Floating Into France

In the evening we arrived at the deliciously redundantly-named Portsmouth International Port, ready for our long-deferred crossing of the English Channel. (Our original plan had been to ferry from Dover to Calais around June 1st, but then we got all excited about South West England.)

Because the kind of people who tend to edit Wikipedia also tend to be excited by trains, planes, and boats, you can read all about the specific ferry we rode, here: https://en.wikipedia.org/wiki/MV_Etretat

If you’ve never ridden a bike directly onto a huge ferry, I definitely recommend the experience. In what would prove to be a harbinger of the French enthusiasm for bicycles, it was very easy to stash our bikes in a dedicated space, tied up alongside the hundreds of cars that crowded the lower decks of the ferry.

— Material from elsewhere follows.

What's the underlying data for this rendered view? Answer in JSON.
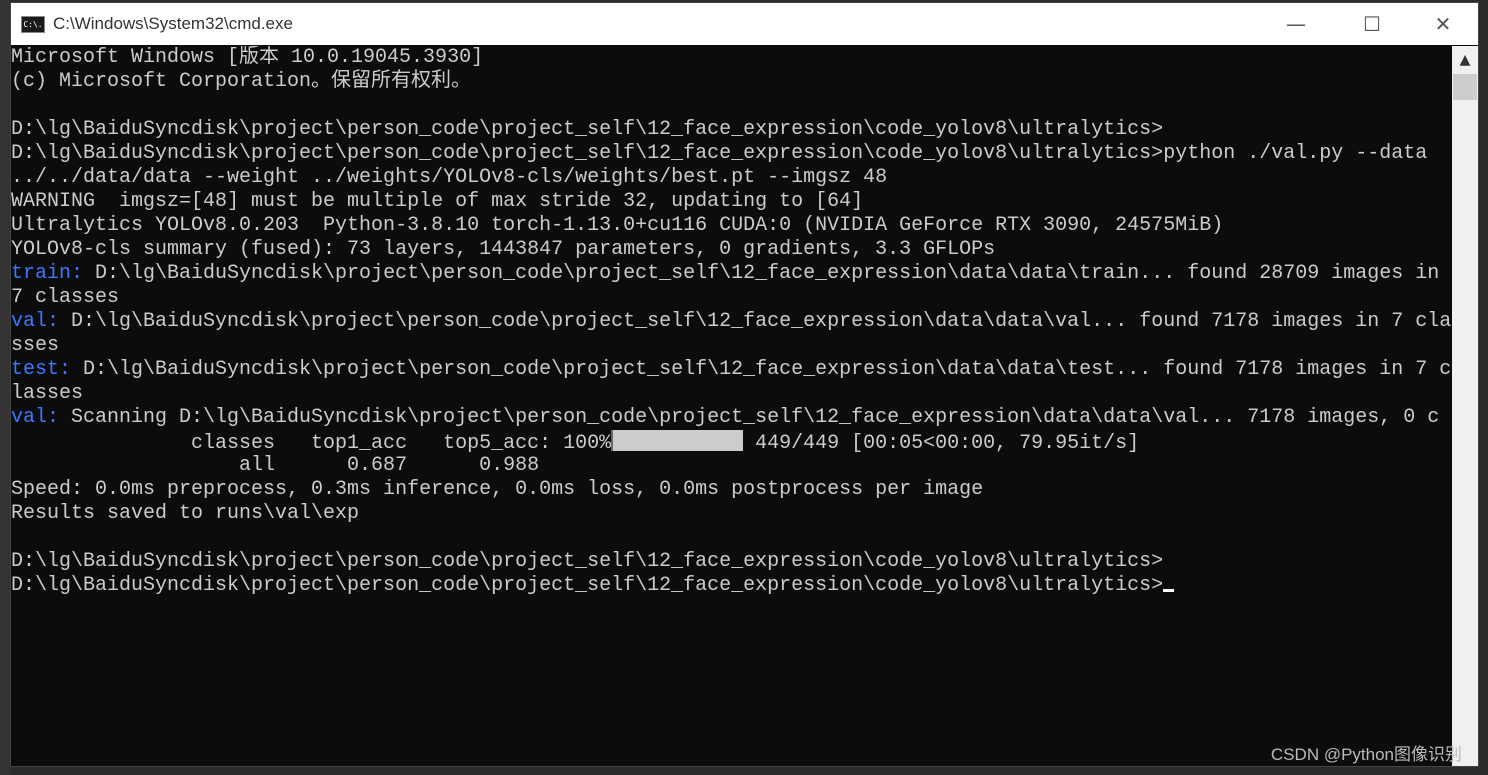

I’ve never boarded a cruise ship, but Sara, who has, tells me this was not a totally dissimilar experience. The ship was large to the point that you could hardly feel the rocking of the ocean, and because it was an overnight trip, we spent almost the whole time inside our tiny interior cabin, sleeping fitfully amid the gentle thrumming of the engines.

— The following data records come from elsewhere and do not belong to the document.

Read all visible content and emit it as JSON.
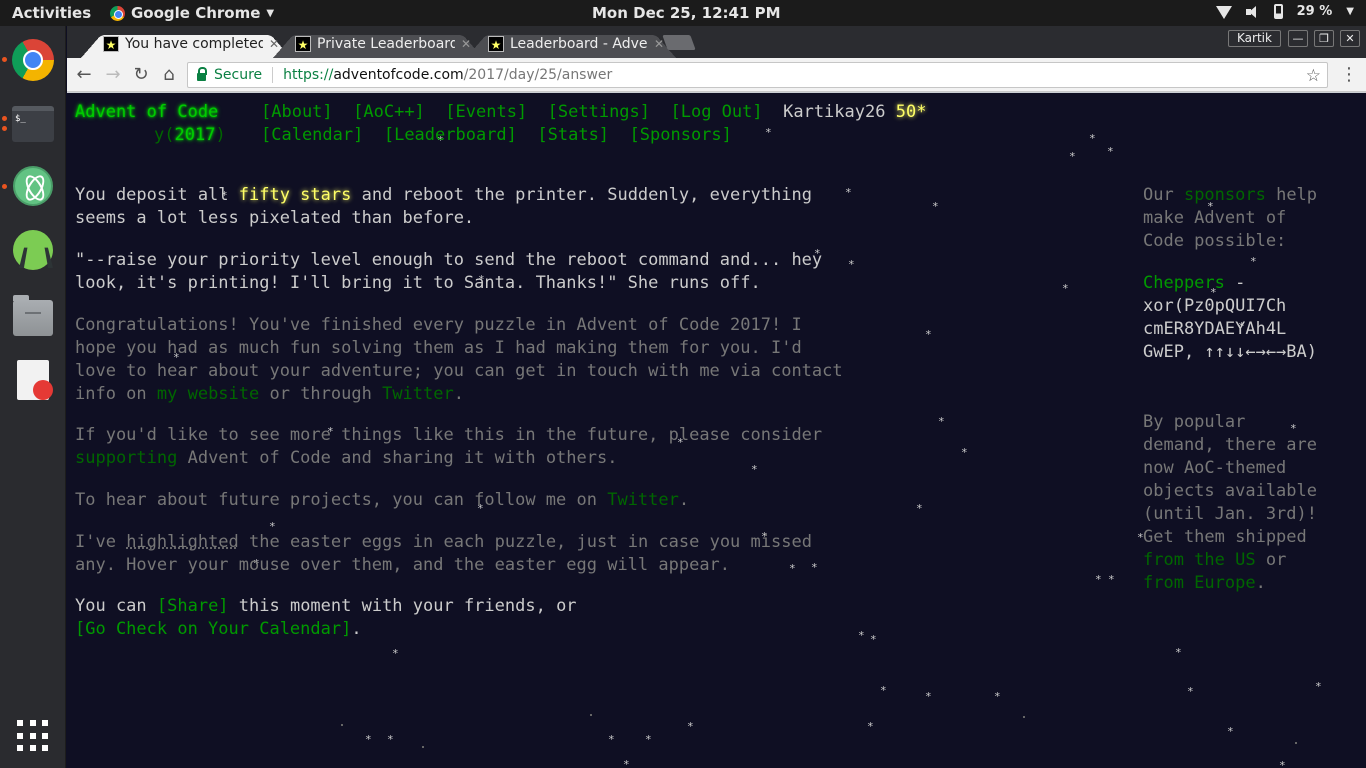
{
  "system": {
    "activities": "Activities",
    "app_menu": "Google Chrome",
    "clock": "Mon Dec 25, 12:41 PM",
    "battery": "29 %"
  },
  "browser": {
    "tabs": [
      {
        "title": "You have completed",
        "close": "✕"
      },
      {
        "title": "Private Leaderboard",
        "close": "✕"
      },
      {
        "title": "Leaderboard - Advent",
        "close": "✕"
      }
    ],
    "profile": "Kartik",
    "secure_label": "Secure",
    "url_scheme": "https://",
    "url_host": "adventofcode.com",
    "url_path": "/2017/day/25/answer"
  },
  "aoc": {
    "title": "Advent of Code",
    "year_prefix": "y(",
    "year": "2017",
    "year_suffix": ")",
    "nav1": [
      "[About]",
      "[AoC++]",
      "[Events]",
      "[Settings]",
      "[Log Out]"
    ],
    "nav2": [
      "[Calendar]",
      "[Leaderboard]",
      "[Stats]",
      "[Sponsors]"
    ],
    "user": "Kartikay26",
    "stars": "50*",
    "p1a": "You deposit all ",
    "p1_link": "fifty stars",
    "p1b": " and reboot the printer. Suddenly, everything",
    "p1c": "seems a lot less pixelated than before.",
    "p2a": "\"--raise your priority level enough to send the reboot command and... hey",
    "p2b": "look, it's printing! I'll bring it to Santa. Thanks!\" She runs off.",
    "p3a": "Congratulations! You've finished every puzzle in Advent of Code 2017! I",
    "p3b": "hope you had as much fun solving them as I had making them for you. I'd",
    "p3c": "love to hear about your adventure; you can get in touch with me via contact",
    "p3d1": "info on ",
    "p3d_link1": "my website",
    "p3d2": " or through ",
    "p3d_link2": "Twitter",
    "p3d3": ".",
    "p4a": "If you'd like to see more things like this in the future, please consider",
    "p4_link": "supporting",
    "p4b": " Advent of Code and sharing it with others.",
    "p5a": "To hear about future projects, you can follow me on ",
    "p5_link": "Twitter",
    "p5b": ".",
    "p6_prefix": "I've ",
    "p6_link": "highlighted",
    "p6a": " the easter eggs in each puzzle, just in case you missed",
    "p6b": "any. Hover your mouse over them, and the easter egg will appear.",
    "p7a": "You can ",
    "p7_share": "[Share]",
    "p7b": " this moment with your friends, or",
    "p7_calendar": "[Go Check on Your Calendar]",
    "p7c": "."
  },
  "sidebar": {
    "s1a": "Our ",
    "s1_link": "sponsors",
    "s1b": " help",
    "s1c": "make Advent of",
    "s1d": "Code possible:",
    "sponsor_name": "Cheppers",
    "sponsor_dash": " -",
    "sponsor_l1": "xor(Pz0pQUI7Ch",
    "sponsor_l2": "cmER8YDAEYAh4L",
    "sponsor_l3": "GwEP, ↑↑↓↓←→←→BA)",
    "m1": "By popular",
    "m2": "demand, there are",
    "m3": "now AoC-themed",
    "m4": "objects available",
    "m5": "(until Jan. 3rd)!",
    "m6": "Get them shipped",
    "m7_link": "from the US",
    "m7b": " or",
    "m8_link": "from Europe",
    "m8b": "."
  },
  "colors": {
    "background": "#0f0f23",
    "text": "#cccccc",
    "link_green": "#009900",
    "title_glow": "#00cc00",
    "star_gold": "#ffff66"
  }
}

Sara set an alarm and took advantage of the opportunity to watch the sun rise over the English Channel. I joined her shortly before we docked in Le Havre, and together, from the upper deck, we took in the city’s striking and characteristic massing and design, a midcentury concrete paradise that felt like the whole city had been built from scratch sometime around 1950 – as, in fact, it had. (Rebuilt, actually, after its wholesale destruction by the retreating Nazis.)

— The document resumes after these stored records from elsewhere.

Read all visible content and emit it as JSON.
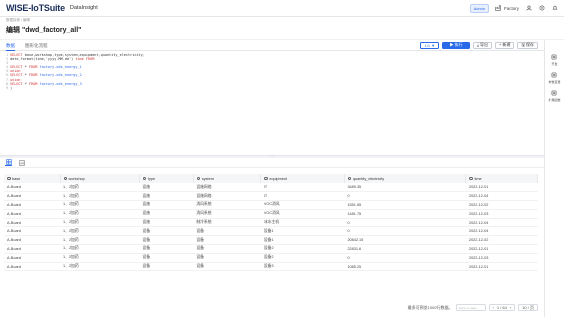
{
  "app": {
    "brand": "WISE-IoTSuite",
    "subtitle": "DataInsight",
    "role_badge": "Admin",
    "factory": "Factory"
  },
  "header": {
    "breadcrumb": "数据探索 / 编辑",
    "title": "编辑 \"dwd_factory_all\""
  },
  "tabs": [
    {
      "label": "数据"
    },
    {
      "label": "图形化流程"
    }
  ],
  "toolbar": {
    "page_indicator": "1/1 ▼",
    "run_label": "▶ 执行",
    "export_label": "⤓ 导出",
    "new_label": "+ 新建",
    "save_label": "🖫 保存"
  },
  "editor": {
    "lines": [
      {
        "n": "1",
        "parts": [
          {
            "t": "kw",
            "v": "SELECT "
          },
          {
            "t": "",
            "v": "base,workshop,type,system,equipment,quantity_electricity,"
          }
        ]
      },
      {
        "n": "2",
        "parts": [
          {
            "t": "",
            "v": "date_format(time,'yyyy-MM-dd') "
          },
          {
            "t": "kw",
            "v": "time "
          },
          {
            "t": "kw",
            "v": "FROM"
          }
        ]
      },
      {
        "n": "3",
        "parts": []
      },
      {
        "n": "4",
        "parts": [
          {
            "t": "kw",
            "v": "SELECT "
          },
          {
            "t": "",
            "v": "* "
          },
          {
            "t": "kw",
            "v": "FROM "
          },
          {
            "t": "ident",
            "v": "factory.ods_energy_1"
          }
        ]
      },
      {
        "n": "5",
        "parts": [
          {
            "t": "kw",
            "v": "union"
          }
        ]
      },
      {
        "n": "6",
        "parts": [
          {
            "t": "kw",
            "v": "SELECT "
          },
          {
            "t": "",
            "v": "* "
          },
          {
            "t": "kw",
            "v": "FROM "
          },
          {
            "t": "ident",
            "v": "factory.ods_energy_2"
          }
        ]
      },
      {
        "n": "7",
        "parts": [
          {
            "t": "kw",
            "v": "union"
          }
        ]
      },
      {
        "n": "8",
        "parts": [
          {
            "t": "kw",
            "v": "SELECT "
          },
          {
            "t": "",
            "v": "* "
          },
          {
            "t": "kw",
            "v": "FROM "
          },
          {
            "t": "ident",
            "v": "factory.ods_energy_3"
          }
        ]
      },
      {
        "n": "9",
        "parts": [
          {
            "t": "",
            "v": ")"
          }
        ]
      }
    ]
  },
  "right_panel": [
    {
      "label": "开发",
      "icon": "code-icon"
    },
    {
      "label": "参数变量",
      "icon": "variable-icon"
    },
    {
      "label": "扩展函数",
      "icon": "function-icon"
    }
  ],
  "result": {
    "columns": [
      "base",
      "workshop",
      "type",
      "system",
      "equipment",
      "quantity_electricity",
      "time"
    ],
    "rows": [
      [
        "A-Board",
        "1、2加药",
        "设施",
        "设施网络",
        "IT",
        "3489.35",
        "2022-12-01"
      ],
      [
        "A-Board",
        "1、2加药",
        "设施",
        "设施网络",
        "IT",
        "0",
        "2022-12-04"
      ],
      [
        "A-Board",
        "1、2加药",
        "设施",
        "消风系统",
        "VOC消风",
        "1551.65",
        "2022-12-02"
      ],
      [
        "A-Board",
        "1、2加药",
        "设施",
        "消风系统",
        "VOC消风",
        "1481.75",
        "2022-12-03"
      ],
      [
        "A-Board",
        "1、2加药",
        "设施",
        "制冷系统",
        "冰水主机",
        "0",
        "2022-12-04"
      ],
      [
        "A-Board",
        "1、2加药",
        "设备",
        "设备",
        "设备1",
        "0",
        "2022-12-04"
      ],
      [
        "A-Board",
        "1、2加药",
        "设备",
        "设备",
        "设备1",
        "20842.15",
        "2022-12-02"
      ],
      [
        "A-Board",
        "1、2加药",
        "设备",
        "设备",
        "设备2",
        "22831.6",
        "2022-12-01"
      ],
      [
        "A-Board",
        "1、2加药",
        "设备",
        "设备",
        "设备2",
        "0",
        "2022-12-03"
      ],
      [
        "A-Board",
        "1、2加药",
        "设备",
        "设备",
        "设备3",
        "1085.25",
        "2022-12-01"
      ]
    ]
  },
  "pager": {
    "summary": "最多可预览1000行数据。",
    "jump_placeholder": "Jump to page",
    "page_text": "1 / 64",
    "page_size": "10 / 页"
  },
  "colors": {
    "accent": "#2a6ae9",
    "keyword": "#d12f2f"
  }
}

In the morning, we were the first to be let off the ferry, and we rode our bikes through passport control and into the free air of France! Of course, the very first thing we did was visit a terrific bakery where the clerk didn’t speak English, affording me my first opportunity to practice speaking the French I don’t really speak.

Then it was off to our home base near the train station. The ceilings were all slanted and it was on the very top of a building without elevators, but the bed was comfy and the WiFi worked well. We had a lot to do in and around Le Havre! But first, a nap.